Mr. Kim and I have been married just over a month now, and it’s been great! I’m still reveling in the memories and warmth of our ceremony and reception and eagerly awaiting the rest of the photographs so I can
stare at us and think about how good-looking we are reminisce about the good times we shared with friends and family.
Of course, for all the promises and partying to mean anything to earthly powers, you need a marriage license beforehand. The process is different in every state (and in some states, every county), but here’s our experience.
First, the basics: Whether you’re a US citizen or not, getting a Mississippi marriage license involves the same requirements. To get married in Mississippi, you need about $22 cash and ID that proves age. A driver’s license or state ID is fine even for a noncitizen bride or groom; if you don’t have a driver’s license, a passport also works. If you’re under 21, you also need parental consent, and if you’ve been married before, you need a divorce decree or death certificate. You also need the information to fill out the forms–you can read more about this below. You can get the license the same day you apply if you fulfill all the requirements above, and it doesn’t expire.
So back to the story:
This being Mississippi, where it can get difficult to find a public building without a Confederate monument out front, I was slightly nervous, in the beginning, about even going to the courthouse with Mr. Kim to legalize our obviously interracial union. I didn’t think anything dangerous or even confrontational would happen–Mississippians as a group are the most polite people I know, in spite (or because?) of all the guns–but after all, 29 percent of Mississippi’s likely GOP voters surveyed in 2012 said they thought interracial marriage should be illegal (and 21 percent more weren’t sure).

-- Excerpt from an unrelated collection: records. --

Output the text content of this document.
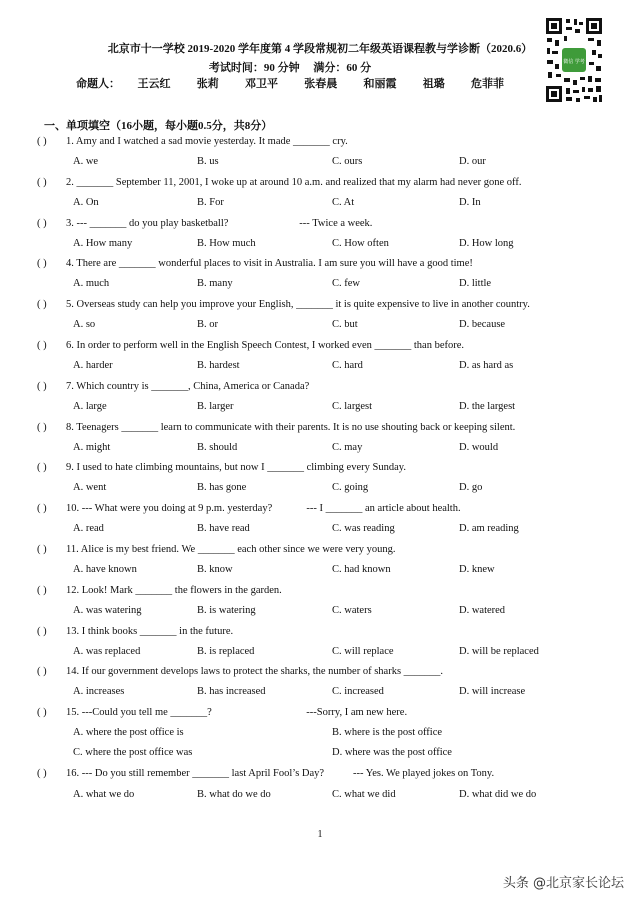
北京市十一学校 2019-2020 学年度第 4 学段常规初二年级英语课程教与学诊断（2020.6）
考试时间：90 分钟     满分：60 分
命题人：  王云红   张莉   邓卫平   张春晨   和丽霞   祖璐   危菲菲
微信 学考
一、单项填空（16小题，每小题0.5分，共8分）
( ) 1. Amy and I watched a sad movie yesterday. It made _______ cry.
A. we	B. us	C. ours	D. our
( ) 2. _______ September 11, 2001, I woke up at around 10 a.m. and realized that my alarm had never gone off.
A. On	B. For	C. At	D. In
( ) 3. --- _______ do you play basketball?                           --- Twice a week.
A. How many	B. How much	C. How often	D. How long
( ) 4. There are _______ wonderful places to visit in Australia. I am sure you will have a good time!
A. much	B. many	C. few	D. little
( ) 5. Overseas study can help you improve your English, _______ it is quite expensive to live in another country.
A. so	B. or	C. but	D. because
( ) 6. In order to perform well in the English Speech Contest, I worked even _______ than before.
A. harder	B. hardest	C. hard	D. as hard as
( ) 7. Which country is _______, China, America or Canada?
A. large	B. larger	C. largest	D. the largest
( ) 8. Teenagers _______ learn to communicate with their parents. It is no use shouting back or keeping silent.
A. might	B. should	C. may	D. would
( ) 9. I used to hate climbing mountains, but now I _______ climbing every Sunday.
A. went	B. has gone	C. going	D. go
( ) 10. --- What were you doing at 9 p.m. yesterday?             --- I _______ an article about health.
A. read	B. have read	C. was reading	D. am reading
( ) 11. Alice is my best friend. We _______ each other since we were very young.
A. have known	B. know	C. had known	D. knew
( ) 12. Look! Mark _______ the flowers in the garden.
A. was watering	B. is watering	C. waters	D. watered
( ) 13. I think books _______ in the future.
A. was replaced	B. is replaced	C. will replace	D. will be replaced
( ) 14. If our government develops laws to protect the sharks, the number of sharks _______.
A. increases	B. has increased	C. increased	D. will increase
( ) 15. ---Could you tell me _______?                                    ---Sorry, I am new here.
A. where the post office is	B. where is the post office
C. where the post office was	D. where was the post office
( ) 16. --- Do you still remember _______ last April Fool’s Day?           --- Yes. We played jokes on Tony.
A. what we do	B. what do we do	C. what we did	D. what did we do
1
头条 @北京家长论坛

Nevertheless, we headed to the Hinds County Courthouse in Raymond the Monday after Christmas. We didn’t succeed in getting our marriage license–they advised us to wait for the new year, when the forms would change–but my nerves were calmed by the cheerful African-American lady behind the Circuit Clerk’s counter.
The Monday after before our wedding, we headed back again. This time, a dark-haired, 50-something white woman manned the counter, wearing the layers of makeup that are part of the dress code for Mississippi’s female civil servants. We gave her some cash–$22, I think–and she gave us a form to fill out, asking for the usual information: Names, birthdates, addresses, education levels.
We completed the form over chitchat and handed it back to her. She turned to her bright blue computer screen–a text-based user interface, like something from my 1990s childhood, the kind that doesn’t even recognize a mouse–and began entering our information.
Mr. Kim needed his parents’ Korean address, so he looked that up while the lady entered our info and told me a story about a woman who waited at the courthouse for her fiancé all day, only to get a call from him at closing time that he’d changed his mind. I watched her, struck by the categories on the left side of the screen: BRIDE’S INFORMATION. GROOM’S INFORMATION. Hmm, I thought. Obergefell vs. Hodges had been decided six months before, but this was Mississippi.
Meanwhile, the lady asked Mr. Kim’s race.
“Asian?” I suggested.
We progressed down to birthplace. “Korea,” I said. “Maybe we should write South Korea.”
The lady typed “S Korea,” then paused and began tabbing backward. “Korean,” she said. Back in the box for race, she changed the A to a K and apologized that there was no room for the South.
At last, Mr. Kim found the address–pointlessly, it turned out, since it was way too long to fit into the system. As the lady finished up her data entry, I worked up my nerve and put on my best Southern accent.
“Oh, by the way, I noticed it says bride and groom on your computer… If y’all have a gay couple come in here, who’s the bride and who’s the groom?”
I would never, let me note, characterize the parties of an LGBT relationship that way under normal circumstances. Still, either I struck the right note, or the lady was a more liberal person than I expected; she showed us a second form with a touch of pride. “See here?” she pointed to the left edge of the form. “It says groom or partner, bride or partner.”
I felt a touch of pride too: Grudgingly or not, Mississippi was moving along.
The second form–the new 2016 one, it turned out–also included a surprisingly detailed list of choices for race: in addition to usual categories of white and African-American, there were check boxes for Chinese, Filipino, Japanese, Korean, Vietnamese, Native Hawaiian, Guamanian or Chamorro, Samoan, and a few different Others.
The lady checked Korean for Mr. Kim and wrote an S above it. Very thorough.
You can get the license on the same day now, but a new circuit clerk, Zack Wallace, had just taken office and, according to the lady, still had the blank ones in his car. They called when it was ready, and we got it a few days later.